LA SORTIE DES DEPUTES DE YAW POSE LE PROBLEME DE LA FAIBLESSE DU TEMPS DE TRAVAIL DES DEPUTES
Alioune Souaré, ancien député, spécialiste du droit parlementaire, analyse la 14 législature

«La sortie des députés de Yaw, au-delà des aspects liés au contrôle parlementaire qu’elle soulève, pose encore le problème de la faiblesse du temps de travail des députés. Parlant du bilan de la 13ème législature et le rythme de travail des députés, j’avais à l’époque publié, sur ma page FB, que cela tournait environ autour de 45 mois/60 (durée de la législature), 15 mois de vacances/ 60 et 3 ou 4 textes de lois votées par mois sur 149 pour les 5 ans. L’évaluation des politiques publiques et le contrôle parlementaire étaient quasi-inexistants. Et maintenant, on a l’impression que c’est cette même situation qui est en train de se reproduire, avec la 14ème législature qui souffre de manque d’activités, après le temps fort consacré au vote du budget. Rappelons que la mission des députés, telle que définie par l’article 59 de la Constitution, est fondée sur le triptyque : voter les lois, évaluer les politiques publiques et contrôler l’action du gouvernement.
Pour ce qui concerne les récriminations des députés de Yaw, par rapport aux questions écrites faites et qui sont restées sans suite, iI faut relever que les questions (écrites, orales ou d’actualités) sont des outils en matière de contrôle parlementaire. L’article 85 de la Constitution évoque le principe pour tout député de pouvoir poser des questions écrites au Premier ministre et aux membres du gouvernement, qui sont tenus d’y répondre. Et c’est l’article 95 du Règlement intérieur de l’Assemblée nationale qui complète cette disposition constitutionnelle et y ajoute la procédure de sa mise en œuvre. C’est-à-dire, l’auteur de la question écrite ou des questions écrites doit s’adresser au président de l’Assemblée nationale (qui n’est pas le destinataire de la question écrite ou des questions écrites), il les transmet simplement au président la République en charge de saisir l’autorité du pouvoir exécutif concerné (Premier ministre ou ministre). Les questions écrites sont publiées au journal des débats (document interne à l’Assemblée nationale). Et, la contrainte pour la réponse de l’autorité concernée (Premier ministre ou ministre) entre en jeu dans le mois qui suit cette publication.
Le délai ne comporte aucune interruption et, à défaut de réponse jusqu’à l’expiration de ce délai, les questions écrites sont transformées en question orales. En résumé : les députés de Yaw devraient vérifier, avant de tirer sur le président de l’Assemblée nationale, si leurs questions écrites sont publiées au journal des débats. Et, c’est à partir de ce moment que le délai se pose et on peut apprécier, pour parler de lenteurs ou de blocage. L’autre chose à vérifier également, c’est si le blocage dénoncé par les députés de Yaw se situe au niveau du pouvoir exécutif ou celui du législatif ! Apparemment, ils chargent le président de l’Assemblée nationale, mais le problème peut être ailleurs.

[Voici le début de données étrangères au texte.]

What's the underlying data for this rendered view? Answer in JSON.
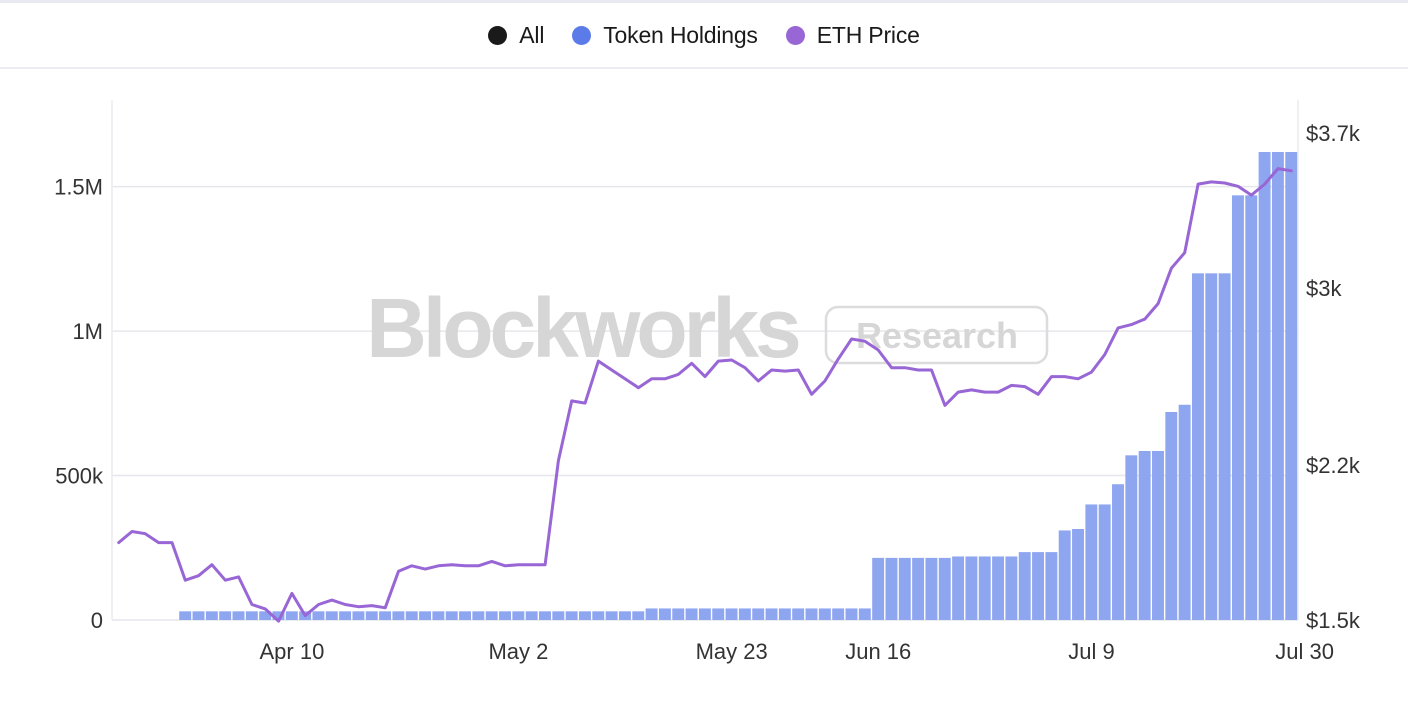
{
  "legend": {
    "items": [
      {
        "label": "All",
        "color": "#1a1a1a"
      },
      {
        "label": "Token Holdings",
        "color": "#5b7be8"
      },
      {
        "label": "ETH Price",
        "color": "#9966d6"
      }
    ]
  },
  "watermark": {
    "brand": "Blockworks",
    "badge": "Research"
  },
  "chart_data": {
    "type": "bar+line",
    "title": "",
    "legend_position": "top-center",
    "x_tick_labels": [
      "Apr 10",
      "May 2",
      "May 23",
      "Jun 16",
      "Jul 9",
      "Jul 30"
    ],
    "x_tick_positions": [
      13,
      30,
      46,
      57,
      73,
      89
    ],
    "left_axis": {
      "ylim": [
        0,
        1800000
      ],
      "ticks": [
        0,
        500000,
        1000000,
        1500000
      ],
      "tick_labels": [
        "0",
        "500k",
        "1M",
        "1.5M"
      ]
    },
    "right_axis": {
      "ylim": [
        1500,
        3850
      ],
      "ticks": [
        1500,
        2200,
        3000,
        3700
      ],
      "tick_labels": [
        "$1.5k",
        "$2.2k",
        "$3k",
        "$3.7k"
      ]
    },
    "x_count": 89,
    "series": [
      {
        "name": "Token Holdings",
        "type": "bar",
        "axis": "left",
        "color": "#8ea5f0",
        "values": [
          0,
          0,
          0,
          0,
          0,
          30000,
          30000,
          30000,
          30000,
          30000,
          30000,
          30000,
          30000,
          30000,
          30000,
          30000,
          30000,
          30000,
          30000,
          30000,
          30000,
          30000,
          30000,
          30000,
          30000,
          30000,
          30000,
          30000,
          30000,
          30000,
          30000,
          30000,
          30000,
          30000,
          30000,
          30000,
          30000,
          30000,
          30000,
          30000,
          40000,
          40000,
          40000,
          40000,
          40000,
          40000,
          40000,
          40000,
          40000,
          40000,
          40000,
          40000,
          40000,
          40000,
          40000,
          40000,
          40000,
          215000,
          215000,
          215000,
          215000,
          215000,
          215000,
          220000,
          220000,
          220000,
          220000,
          220000,
          235000,
          235000,
          235000,
          310000,
          315000,
          400000,
          400000,
          470000,
          570000,
          585000,
          585000,
          720000,
          745000,
          1200000,
          1200000,
          1200000,
          1470000,
          1470000,
          1620000,
          1620000,
          1620000
        ]
      },
      {
        "name": "ETH Price",
        "type": "line",
        "axis": "right",
        "color": "#9966d6",
        "values": [
          1850,
          1900,
          1890,
          1850,
          1850,
          1680,
          1700,
          1750,
          1680,
          1695,
          1570,
          1550,
          1495,
          1620,
          1520,
          1570,
          1590,
          1570,
          1560,
          1565,
          1555,
          1720,
          1745,
          1730,
          1745,
          1750,
          1745,
          1745,
          1765,
          1745,
          1750,
          1750,
          1750,
          2220,
          2490,
          2480,
          2670,
          2630,
          2590,
          2550,
          2590,
          2590,
          2610,
          2660,
          2600,
          2670,
          2675,
          2640,
          2580,
          2630,
          2625,
          2630,
          2520,
          2580,
          2680,
          2770,
          2760,
          2720,
          2640,
          2640,
          2630,
          2630,
          2470,
          2530,
          2540,
          2530,
          2530,
          2560,
          2555,
          2520,
          2600,
          2600,
          2590,
          2620,
          2700,
          2820,
          2835,
          2860,
          2930,
          3090,
          3160,
          3470,
          3480,
          3475,
          3460,
          3420,
          3470,
          3540,
          3530
        ]
      }
    ]
  }
}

Mais, dans tous les cas, le refus de répondre aux questions écrites relève une violation fragrante des articles 85 de la Constitution et 95 du Règlement intérieur. A l’instar des autres Assemblées nationales, dans les démocraties majeures, notre institution parlementaire devrait mener ses propres activités et cela n’est possible que si elle a une vie parlementaire animée par les auditions des ministres dont les initiatives émanent des Commissions permanentes, les missions d’informations ou d’études, les Commissions d’enquêtes parlementaires, les motions de censure (qui ne portent pas seulement sur la DPG, mais aussi sur tous les programmes de l’exécutif), les questions (orales, écrites, questions d’actualités ou questions d’actualités au gouvernement)».